Eighty percent of all Syria's lights have gone out due to war
BEIRUT - Reuters
Residents of the besieged rebel town of Douma, 13 kilometres northeast of Damascus, ride through the street at night during an electricity shortage, on January 19, 2015. AFP Photo
Eighty-three percent of all the lights in Syria have gone out since the start of the conflict four years ago, a research report based on satellite images said on March 12.More than 200,000 people have been killed and nearly four million have fled the country according to the United Nations. The uprising started in 2011 with a pro-democracy movement and a government crackdown and has since spiralled into a civil war.
A coalition of 130 humanitarian and human rights organisations, calling themselves WithSyria, in coordination with scientists based at Wuhan University in China, found that the worst hit area was Aleppo province.
Much of Aleppo city has been destroyed by Syrian air force helicopters dropping barrel bombs, crudely-made explosives that can flatten whole neighbourhoods. The research showed a 97 percent decline in light in Aleppo province.
Raqqa province, where the hard-line Islamic State of Iraq and the Levant (ISIL) has taken control, saw a decline in light by 96 percent, it said.
The southern province of Damascus, mostly held by the government, saw the smallest decline in light, by 33 percent, the research showed.
Dr Xi Li, lead researcher on the project, said that there was a correlation between a decline in night-time lighting with the number of displaced people from different provinces.
"Eleven million people have fled their homes in terror and millions of buildings have been destroyed," he said.
"The electricity infrastructure itself is in need of wholesale re-building and repair after incessant and targeted attacks by all parties to the conflict, especially in areas under opposition control."
The research compared monthly average light captured by satellite images on nights with little cloud cover from March 2011 to March 2015.

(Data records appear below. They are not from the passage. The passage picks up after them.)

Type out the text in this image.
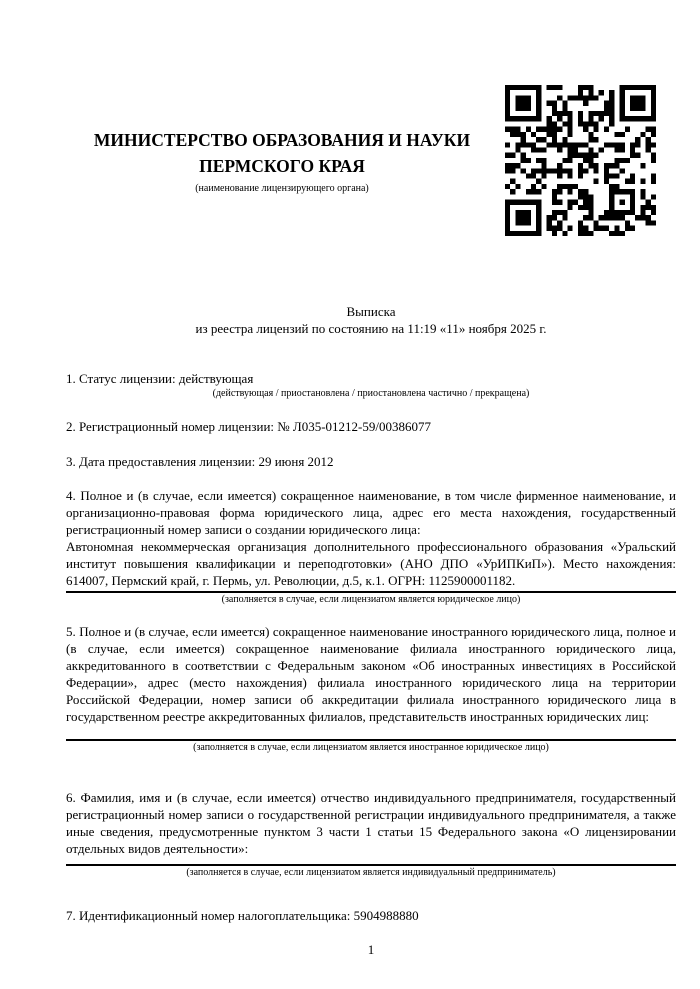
МИНИСТЕРСТВО ОБРАЗОВАНИЯ И НАУКИ
ПЕРМСКОГО КРАЯ
(наименование лицензирующего органа)
Выписка
из реестра лицензий по состоянию на 11:19 «11» ноября 2025 г.

1. Статус лицензии: действующая

(действующая / приостановлена / приостановлена частично / прекращена)

2. Регистрационный номер лицензии: № Л035-01212-59/00386077

3. Дата предоставления лицензии: 29 июня 2012

4. Полное и (в случае, если имеется) сокращенное наименование, в том числе фирменное наименование, и организационно-правовая форма юридического лица, адрес его места нахождения, государственный регистрационный номер записи о создании юридического лица:

Автономная некоммерческая организация дополнительного профессионального образования «Уральский институт повышения квалификации и переподготовки» (АНО ДПО «УрИПКиП»). Место нахождения: 614007, Пермский край, г. Пермь, ул. Революции, д.5, к.1. ОГРН: 1125900001182.

(заполняется в случае, если лицензиатом является юридическое лицо)

5. Полное и (в случае, если имеется) сокращенное наименование иностранного юридического лица, полное и (в случае, если имеется) сокращенное наименование филиала иностранного юридического лица, аккредитованного в соответствии с Федеральным законом «Об иностранных инвестициях в Российской Федерации», адрес (место нахождения) филиала иностранного юридического лица на территории Российской Федерации, номер записи об аккредитации филиала иностранного юридического лица в государственном реестре аккредитованных филиалов, представительств иностранных юридических лиц:

(заполняется в случае, если лицензиатом является иностранное юридическое лицо)

6. Фамилия, имя и (в случае, если имеется) отчество индивидуального предпринимателя, государственный регистрационный номер записи о государственной регистрации индивидуального предпринимателя, а также иные сведения, предусмотренные пунктом 3 части 1 статьи 15 Федерального закона «О лицензировании отдельных видов деятельности»:

(заполняется в случае, если лицензиатом является индивидуальный предприниматель)

7. Идентификационный номер налогоплательщика: 5904988880

1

"Taken from 500 miles above the earth, these images help us understand the suffering and fear experienced by ordinary Syrians every day, as their country is destroyed around them," said Dr Xi Li.
The WithSyria coalition is a movement including Save the Children, International Rescue Committee, and the International Federation for Human Rights which says it stands in solidarity with those caught in the conflict.